Seventy-one percent of college students share the view that company-issued devices like laptops and phones should be available for both work and play because “work time often blends with personal time … It’s the way it is today and the way it will be in the future.”

Still think you don’t have to get on the bring your own device (BYOD) bandwagon?

That 71 percent figure is but one of many findings from the Cisco 2011 Annual Security Report, an exhaustive document that examines not just the state of security for the past and coming year, but also some key trends with security implications. They include the remote access and bring your own device (BYOD) issues and how employees are using social media. (The report is available here as a PDF.)

“I think for many organizations today, the BYOD issue is less a matter of ‘No, we can’t do it’ and more a question of ‘How do we do it? What positive, responsive actions should we take to manage the mobile device situation in our organization?’” says Nasrin Rezai, Cisco’s senior director of security architecture and chief security officer for the Collaboration Business Group.
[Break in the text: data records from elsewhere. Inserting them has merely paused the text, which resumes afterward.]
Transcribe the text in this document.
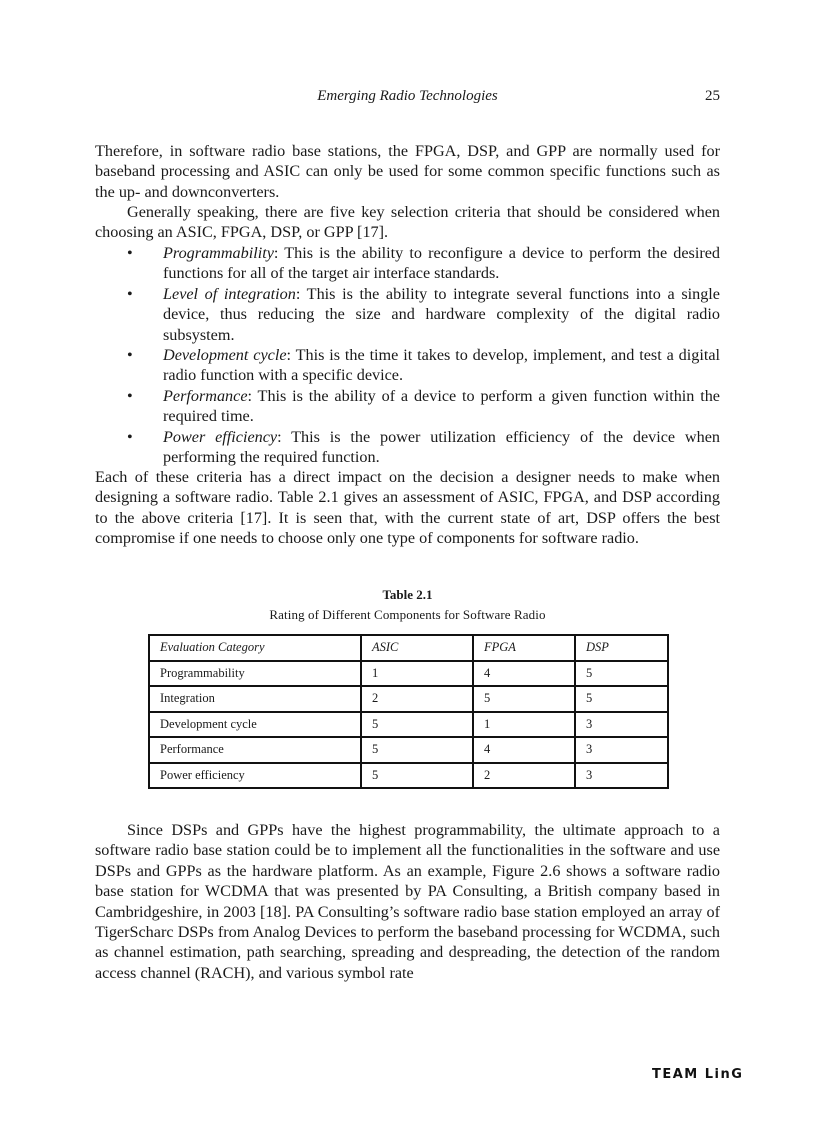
Emerging Radio Technologies	25

Therefore, in software radio base stations, the FPGA, DSP, and GPP are normally used for baseband processing and ASIC can only be used for some common specific functions such as the up- and downconverters.

Generally speaking, there are five key selection criteria that should be considered when choosing an ASIC, FPGA, DSP, or GPP [17].

• Programmability: This is the ability to reconfigure a device to perform the desired functions for all of the target air interface standards.
• Level of integration: This is the ability to integrate several functions into a single device, thus reducing the size and hardware complexity of the digital radio subsystem.
• Development cycle: This is the time it takes to develop, implement, and test a digital radio function with a specific device.
• Performance: This is the ability of a device to perform a given function within the required time.
• Power efficiency: This is the power utilization efficiency of the device when performing the required function.

Each of these criteria has a direct impact on the decision a designer needs to make when designing a software radio. Table 2.1 gives an assessment of ASIC, FPGA, and DSP according to the above criteria [17]. It is seen that, with the current state of art, DSP offers the best compromise if one needs to choose only one type of components for software radio.

Table 2.1
Rating of Different Components for Software Radio
Evaluation Category	ASIC	FPGA	DSP
Programmability	1	4	5
Integration	2	5	5
Development cycle	5	1	3
Performance	5	4	3
Power efficiency	5	2	3

Since DSPs and GPPs have the highest programmability, the ultimate approach to a software radio base station could be to implement all the functionalities in the software and use DSPs and GPPs as the hardware platform. As an example, Figure 2.6 shows a software radio base station for WCDMA that was presented by PA Consulting, a British company based in Cambridgeshire, in 2003 [18]. PA Consulting’s software radio base station employed an array of TigerScharc DSPs from Analog Devices to perform the baseband processing for WCDMA, such as channel estimation, path searching, spreading and despreading, the detection of the random access channel (RACH), and various symbol rate

TEAM LinG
Cisco itself is embarking on its own journey to BYOD, with the ultimate goal to become a “virtual enterprise,” in which employees are fully location- and service-independent, the report says. From the report:

“Many people think BYOD is about the endpoint, but it’s much broader than that,” says Russell Rice, director of product management for Cisco. “It’s about ensuring consistency of the user experience working from any device, whether it’s in a wired or wireless environment or in the cloud. It’s about the policy elements of interaction. And it’s about your data, how it’s secured, and how it traverses inside all of those different environments. All of these things must be taken into account when moving to BYOD—it really is a change in mindset.”

Indeed, Cisco identified 13 focus areas that are affected by the move to BYOD along with some questions to ask about each. They provide a good glimpse into the complexity of the issue. Some samples:

  • How will device compliance to security protocols be validated and kept up to date?
  • What will organizational policy be on the use of noncorporate devices in high-compliance or high-risk scenarios?
  • How will the organization handle application interoperability testing with noncorporate devices?
  • What will the organization’s policies be for providing support to noncorporate-owned devices?

But making the effort to address the issues can bring impressive results, at least in Cisco’s case. The company is using one of its own products, the IronPort S670 Web Security Appliance, to block malicious web sites before they are loaded onto a user’s browser. The idea is to protect against zero-day threats – those for which no attack signature has been identified. After a six-month proof of concept and 2-year pilot, WSA has now been rolled out to all Cisco employees – and it is finding lots of bad stuff, according to the report:

“Cisco is now experiencing its highest-ever level of protection from web-based threats,” says Jeff Bollinger, senior information security investigator for Cisco. “We average 40,000 blocked transactions per hour. And in just one day, the WSAs blocked 7.3 million transactions, including 23,200 Trojan downloader attempts, over 6800 Trojan horses, 700 worms, and nearly 100 phishing URLs.”

Perhaps those numbers are self-serving – Cisco is tooting its own horn, I realize. But as we’ve written before, the threat of malware to mobile devices is real so enterprises would be wise to follow Cisco’s lead and look into some sort of web security tool to protect themselves. It’ll be a good investment as you find your way to a BYOD future.